Come comunicatrice invece, per deviazione professionale, non ho potuto fare a meno di valutare il suo discorso dal punto di vista dell’efficacia comunicativa. Credo che ne emergano molti utili suggerimenti sia per chi viene promosso a una nuova posizione, sia per chi si insedia in un gruppo ben consolidato.
Innanzitutto la comunicazione non verbale: Papa Francesco si è presentato composto, per niente enfatico, pronto però ad aprirsi a un sorriso sincero, che coinvolgeva anche gli occhi. Poco dopo si è poi inchinato lui prima lui dei fedeli, per ricevere la loro benedizione. Due gesti che hanno creato un’immediata empatia.

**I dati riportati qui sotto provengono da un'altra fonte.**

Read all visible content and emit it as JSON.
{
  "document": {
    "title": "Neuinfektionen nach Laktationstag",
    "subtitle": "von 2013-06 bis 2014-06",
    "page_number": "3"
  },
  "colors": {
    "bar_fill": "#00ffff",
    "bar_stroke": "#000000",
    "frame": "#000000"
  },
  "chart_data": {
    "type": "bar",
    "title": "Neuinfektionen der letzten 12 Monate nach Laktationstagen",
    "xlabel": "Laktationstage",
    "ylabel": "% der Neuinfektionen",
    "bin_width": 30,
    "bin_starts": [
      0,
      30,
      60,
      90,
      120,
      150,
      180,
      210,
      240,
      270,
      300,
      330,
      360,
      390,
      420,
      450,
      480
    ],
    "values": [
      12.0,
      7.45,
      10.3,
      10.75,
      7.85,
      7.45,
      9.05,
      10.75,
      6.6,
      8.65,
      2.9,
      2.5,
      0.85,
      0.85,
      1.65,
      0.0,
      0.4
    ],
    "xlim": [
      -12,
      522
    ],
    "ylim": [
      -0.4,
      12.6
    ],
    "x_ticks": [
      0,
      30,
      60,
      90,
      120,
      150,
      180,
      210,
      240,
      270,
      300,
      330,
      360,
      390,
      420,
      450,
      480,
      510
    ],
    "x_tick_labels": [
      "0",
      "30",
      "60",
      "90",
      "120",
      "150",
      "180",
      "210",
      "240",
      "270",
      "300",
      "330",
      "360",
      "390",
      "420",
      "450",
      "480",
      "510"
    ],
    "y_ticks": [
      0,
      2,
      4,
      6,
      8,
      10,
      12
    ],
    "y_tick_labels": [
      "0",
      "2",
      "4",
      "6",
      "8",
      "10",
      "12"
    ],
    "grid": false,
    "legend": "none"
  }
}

Inoltre ha evitato i simboli esteriori di potere della Chiesa (la mantellina rossa, la croce d’oro) scegliendo la semplicità dell’abito bianco.
Dal punto di vista verbale il Papa ha accompagnato questo sorriso con un semplice “buonasera”, un saluto comune, che ha generato una forte sensazione di vicinanza anche tra i molti – in Piazza San Pietro e davanti alla tv- che all’annuncio della sua elezione erano rimasti un po’ spiazzati da un nome che non era mai emerso nella lista dei papabili. Ha poi proseguito con una battuta autoironica, sul fatto che viene dalla fine del mondo (anche se forse la scelta lessicale in italiano è meno felice che in spagnolo) che ha contribuito a creare simpatia e affetto, e ha concluso con un semplice Buona notte e buon riposo.

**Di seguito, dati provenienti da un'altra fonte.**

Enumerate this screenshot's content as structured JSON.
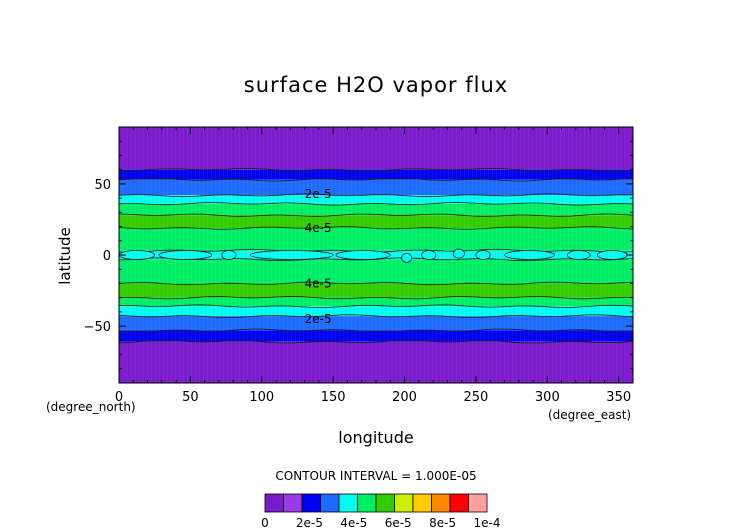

Nel suo discorso mi è molto piaciuta la sua capacità di coinvolgere attivamente chi lo ascoltava, prima quando ha chiesto di recitare due preghiere per il suo predecessore e poi quando ha aspettato in silenzio che tutti pregassero per lui, prima di impartire la benedizione Urbi et Orbi.
Gli unici ambiti di miglioramento in cui questo magnifico esempio di comunicazione sono a mio parere:
- la poca padronanza nel recitare il Padre Nostro e l’Ave Maria in italiano, che mi ha ricordato i miei tanti episodi di play back nelle scarse presenze alla Messa.

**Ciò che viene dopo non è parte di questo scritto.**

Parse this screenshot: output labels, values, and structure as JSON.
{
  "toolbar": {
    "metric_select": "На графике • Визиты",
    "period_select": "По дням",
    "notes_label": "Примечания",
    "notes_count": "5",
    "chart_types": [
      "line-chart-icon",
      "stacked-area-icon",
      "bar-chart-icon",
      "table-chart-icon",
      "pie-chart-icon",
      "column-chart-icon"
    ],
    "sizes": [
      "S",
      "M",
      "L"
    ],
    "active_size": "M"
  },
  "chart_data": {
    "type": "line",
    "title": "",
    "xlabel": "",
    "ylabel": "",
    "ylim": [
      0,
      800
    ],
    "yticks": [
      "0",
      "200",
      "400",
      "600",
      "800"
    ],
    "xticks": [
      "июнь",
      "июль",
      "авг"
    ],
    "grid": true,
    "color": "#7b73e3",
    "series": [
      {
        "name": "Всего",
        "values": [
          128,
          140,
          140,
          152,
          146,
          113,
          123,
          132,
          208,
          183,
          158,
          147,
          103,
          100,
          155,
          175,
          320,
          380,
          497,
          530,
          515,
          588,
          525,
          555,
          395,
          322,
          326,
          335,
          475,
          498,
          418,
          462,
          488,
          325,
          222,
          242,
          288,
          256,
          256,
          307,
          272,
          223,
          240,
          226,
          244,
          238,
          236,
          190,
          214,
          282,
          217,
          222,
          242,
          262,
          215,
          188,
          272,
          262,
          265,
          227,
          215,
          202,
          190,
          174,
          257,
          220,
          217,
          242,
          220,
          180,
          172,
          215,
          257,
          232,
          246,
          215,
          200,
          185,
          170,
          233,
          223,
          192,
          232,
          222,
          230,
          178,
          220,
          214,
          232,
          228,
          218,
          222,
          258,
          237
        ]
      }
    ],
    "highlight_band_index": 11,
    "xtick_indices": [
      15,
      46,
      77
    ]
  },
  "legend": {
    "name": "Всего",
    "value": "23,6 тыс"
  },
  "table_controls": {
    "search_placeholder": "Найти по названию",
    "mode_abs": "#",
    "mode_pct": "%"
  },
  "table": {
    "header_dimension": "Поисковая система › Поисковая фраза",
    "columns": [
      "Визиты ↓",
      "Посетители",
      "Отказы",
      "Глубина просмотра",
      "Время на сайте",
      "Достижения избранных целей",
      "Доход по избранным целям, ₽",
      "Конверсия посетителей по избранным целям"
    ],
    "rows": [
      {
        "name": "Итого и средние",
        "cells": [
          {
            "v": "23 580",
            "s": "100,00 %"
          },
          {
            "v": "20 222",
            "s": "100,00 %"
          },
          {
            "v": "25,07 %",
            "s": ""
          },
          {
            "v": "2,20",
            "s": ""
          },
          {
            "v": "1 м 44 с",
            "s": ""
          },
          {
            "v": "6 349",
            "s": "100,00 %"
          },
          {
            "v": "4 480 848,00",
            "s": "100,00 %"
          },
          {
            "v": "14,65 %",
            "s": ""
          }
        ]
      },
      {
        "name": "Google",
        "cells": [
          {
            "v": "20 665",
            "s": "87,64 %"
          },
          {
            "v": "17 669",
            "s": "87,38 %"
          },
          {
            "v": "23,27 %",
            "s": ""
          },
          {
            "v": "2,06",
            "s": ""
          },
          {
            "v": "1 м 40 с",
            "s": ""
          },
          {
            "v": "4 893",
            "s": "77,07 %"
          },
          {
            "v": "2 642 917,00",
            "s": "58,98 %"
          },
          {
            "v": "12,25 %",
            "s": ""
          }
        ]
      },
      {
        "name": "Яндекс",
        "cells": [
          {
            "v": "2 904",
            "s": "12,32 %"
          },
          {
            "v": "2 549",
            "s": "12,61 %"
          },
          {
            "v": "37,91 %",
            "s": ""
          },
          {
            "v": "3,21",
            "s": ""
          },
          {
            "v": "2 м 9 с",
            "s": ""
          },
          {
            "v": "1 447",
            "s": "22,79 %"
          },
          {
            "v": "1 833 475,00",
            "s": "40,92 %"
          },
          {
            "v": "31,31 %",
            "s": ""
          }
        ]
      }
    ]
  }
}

- La ricorrenza della parola Vescovo, usata al posto di Papa, che ribadiva il desiderio di umiltà quando riferita a se stesso (il Vescovo di Roma, invece che il Papa), ma ha causato un certo sconcerto quando usata per parlare del Papa Emerito Benedetto XVI, da lui chiamato Vescovo Emerito (penso che in tanti, come me, abbiano temuto un declassamento).
Concludo aggiungendo che stamattina ho sentito in tv che per rientrare nella sua residenza ha rifiutato la limousine e preso il pullman con gli altri cardinali. Questo gesto, come nelle aziende, conta più di mille parole per creare un seguito sincero in chi si deve affidare a un nuovo leader.
Da ex-alunna di liceo di Gesuiti, non posso che gioire per questa scelta. Da piemontese e Sagittario, ancor di più.
A parte gli scherzi, mi sembra un uomo, prima ancora che un religioso, dolce, gentile, orientato verso gli ultimi del mondo ma anche aperto all’innovazione (come tutti i Gesuiti, a lungo temuti per il loro potere intellettuale).
Quando si è presentato, mi sono commossa come non mi succedeva da tempo, ho sentito che questo Papa potrebbe davvero portare “Pace in terra agli uomini di buona volontà”.
Non sono particolarmente praticante, ma una preghiera per il nuovo Papa devo ammettere che l’ho detta. Volentieri e con il cuore.